Chinguetti
Chinguetti is the largest and most culturally significant of the four Mauritanian ksour inscribed as a single UNESCO World Heritage Site in 1996. The town sits on the Adrar Plateau in central-eastern Mauritania, around five hundred kilometres inland from Nouakchott.
Founded in the eleventh and twelfth centuries to serve the trans-Saharan caravan trade between North Africa and the western Sahel, Chinguetti became a major centre of Islamic scholarship and a gathering point for pilgrims travelling to Mecca. The town is sometimes called the seventh holiest city in Islam, although the ranking has no formal canonical status.
The architectural fabric is distinctive within the broader Saharan-Maghreb vernacular: where southern Moroccan ksour are predominantly pisé, the Mauritanian ksour use locally quarried stone bonded with earth mortar. Houses are organised around interior patios; streets are narrow and twisting; the town is structured around a central mosque with a square minaret, a typology shared with the other three Mauritanian ksour but distinct from contemporary Moroccan and Algerian forms.

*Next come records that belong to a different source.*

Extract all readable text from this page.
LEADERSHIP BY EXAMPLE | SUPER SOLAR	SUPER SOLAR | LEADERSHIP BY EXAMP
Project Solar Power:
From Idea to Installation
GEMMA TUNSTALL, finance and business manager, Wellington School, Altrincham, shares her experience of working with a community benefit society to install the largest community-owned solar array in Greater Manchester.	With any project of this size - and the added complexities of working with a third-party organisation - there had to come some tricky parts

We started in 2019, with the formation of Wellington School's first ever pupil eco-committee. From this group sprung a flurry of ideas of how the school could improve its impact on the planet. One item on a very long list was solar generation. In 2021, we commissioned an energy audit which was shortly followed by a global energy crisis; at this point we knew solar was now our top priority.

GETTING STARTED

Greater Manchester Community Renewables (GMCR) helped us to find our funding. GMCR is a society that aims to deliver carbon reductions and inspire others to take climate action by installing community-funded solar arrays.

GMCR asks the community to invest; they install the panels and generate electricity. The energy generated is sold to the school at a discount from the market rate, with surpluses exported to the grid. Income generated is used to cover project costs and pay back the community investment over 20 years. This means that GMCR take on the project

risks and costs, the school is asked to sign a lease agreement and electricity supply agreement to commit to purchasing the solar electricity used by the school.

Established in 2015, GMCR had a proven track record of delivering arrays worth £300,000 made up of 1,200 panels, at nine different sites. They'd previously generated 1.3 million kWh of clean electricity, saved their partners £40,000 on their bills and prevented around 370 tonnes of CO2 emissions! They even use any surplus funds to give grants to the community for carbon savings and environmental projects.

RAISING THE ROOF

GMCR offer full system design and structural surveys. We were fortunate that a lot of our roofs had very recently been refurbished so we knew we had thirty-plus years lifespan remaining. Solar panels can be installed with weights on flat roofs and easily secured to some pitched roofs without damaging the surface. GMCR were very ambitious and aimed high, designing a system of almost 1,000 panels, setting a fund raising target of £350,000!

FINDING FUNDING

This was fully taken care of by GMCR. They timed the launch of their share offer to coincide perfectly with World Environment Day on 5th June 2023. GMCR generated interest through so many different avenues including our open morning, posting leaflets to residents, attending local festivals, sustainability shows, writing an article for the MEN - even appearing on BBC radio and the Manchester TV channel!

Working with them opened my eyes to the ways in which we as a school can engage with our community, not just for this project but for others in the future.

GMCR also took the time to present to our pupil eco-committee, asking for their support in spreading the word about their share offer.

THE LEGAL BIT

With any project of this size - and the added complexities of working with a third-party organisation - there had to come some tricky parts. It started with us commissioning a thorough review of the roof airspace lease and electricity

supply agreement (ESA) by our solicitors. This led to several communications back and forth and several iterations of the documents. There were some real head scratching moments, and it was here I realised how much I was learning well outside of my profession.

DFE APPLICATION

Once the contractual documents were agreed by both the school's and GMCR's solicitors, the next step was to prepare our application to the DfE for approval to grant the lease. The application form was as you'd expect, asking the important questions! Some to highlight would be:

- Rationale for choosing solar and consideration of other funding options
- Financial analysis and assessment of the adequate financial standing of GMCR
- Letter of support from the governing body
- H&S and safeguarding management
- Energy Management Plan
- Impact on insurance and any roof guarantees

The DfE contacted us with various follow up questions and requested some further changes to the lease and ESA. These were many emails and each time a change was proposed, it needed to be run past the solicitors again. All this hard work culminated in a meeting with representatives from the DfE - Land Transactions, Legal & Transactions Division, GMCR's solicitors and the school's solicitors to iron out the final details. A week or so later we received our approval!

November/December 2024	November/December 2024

Chinguetti's old town houses several private libraries containing centuries-old manuscripts, preserved by the dry desert climate. These libraries — held by hereditary scholarly families — are among the most significant collections of Saharan Islamic textual heritage anywhere.

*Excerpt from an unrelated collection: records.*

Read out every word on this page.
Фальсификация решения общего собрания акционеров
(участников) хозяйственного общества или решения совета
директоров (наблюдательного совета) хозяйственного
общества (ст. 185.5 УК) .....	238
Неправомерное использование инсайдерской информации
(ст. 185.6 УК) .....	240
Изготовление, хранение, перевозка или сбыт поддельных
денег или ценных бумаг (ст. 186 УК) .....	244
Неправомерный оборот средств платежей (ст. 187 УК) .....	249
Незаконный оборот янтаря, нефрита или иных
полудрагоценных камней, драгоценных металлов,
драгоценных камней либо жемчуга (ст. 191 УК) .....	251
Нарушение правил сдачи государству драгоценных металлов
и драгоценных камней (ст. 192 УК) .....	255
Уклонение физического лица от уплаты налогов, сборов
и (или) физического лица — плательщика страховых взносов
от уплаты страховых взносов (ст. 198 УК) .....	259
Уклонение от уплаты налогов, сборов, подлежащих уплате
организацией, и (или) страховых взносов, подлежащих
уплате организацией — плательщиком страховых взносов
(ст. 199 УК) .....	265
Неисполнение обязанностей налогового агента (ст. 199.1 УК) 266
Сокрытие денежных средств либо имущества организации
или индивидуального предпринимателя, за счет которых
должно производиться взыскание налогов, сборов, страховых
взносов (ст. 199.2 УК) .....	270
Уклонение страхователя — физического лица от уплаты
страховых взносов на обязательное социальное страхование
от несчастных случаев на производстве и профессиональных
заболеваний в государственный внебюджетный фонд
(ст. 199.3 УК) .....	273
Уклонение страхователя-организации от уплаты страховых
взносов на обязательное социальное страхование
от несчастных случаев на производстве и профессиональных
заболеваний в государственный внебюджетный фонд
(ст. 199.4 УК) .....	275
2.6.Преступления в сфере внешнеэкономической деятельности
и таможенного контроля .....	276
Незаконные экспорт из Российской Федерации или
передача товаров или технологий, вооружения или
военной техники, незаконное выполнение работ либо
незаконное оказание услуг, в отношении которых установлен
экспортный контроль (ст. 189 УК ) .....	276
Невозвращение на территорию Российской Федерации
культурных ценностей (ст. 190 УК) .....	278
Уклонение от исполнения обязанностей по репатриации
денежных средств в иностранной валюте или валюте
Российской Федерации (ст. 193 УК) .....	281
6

The town's population has declined sharply over the past century, from more than twenty thousand at its medieval peak to fewer than three thousand five hundred today. Encroaching dunes, water scarcity, and the long-term collapse of the caravan economy have made conservation difficult. UNESCO inscription has supported limited stabilisation work but the broader landscape remains vulnerable.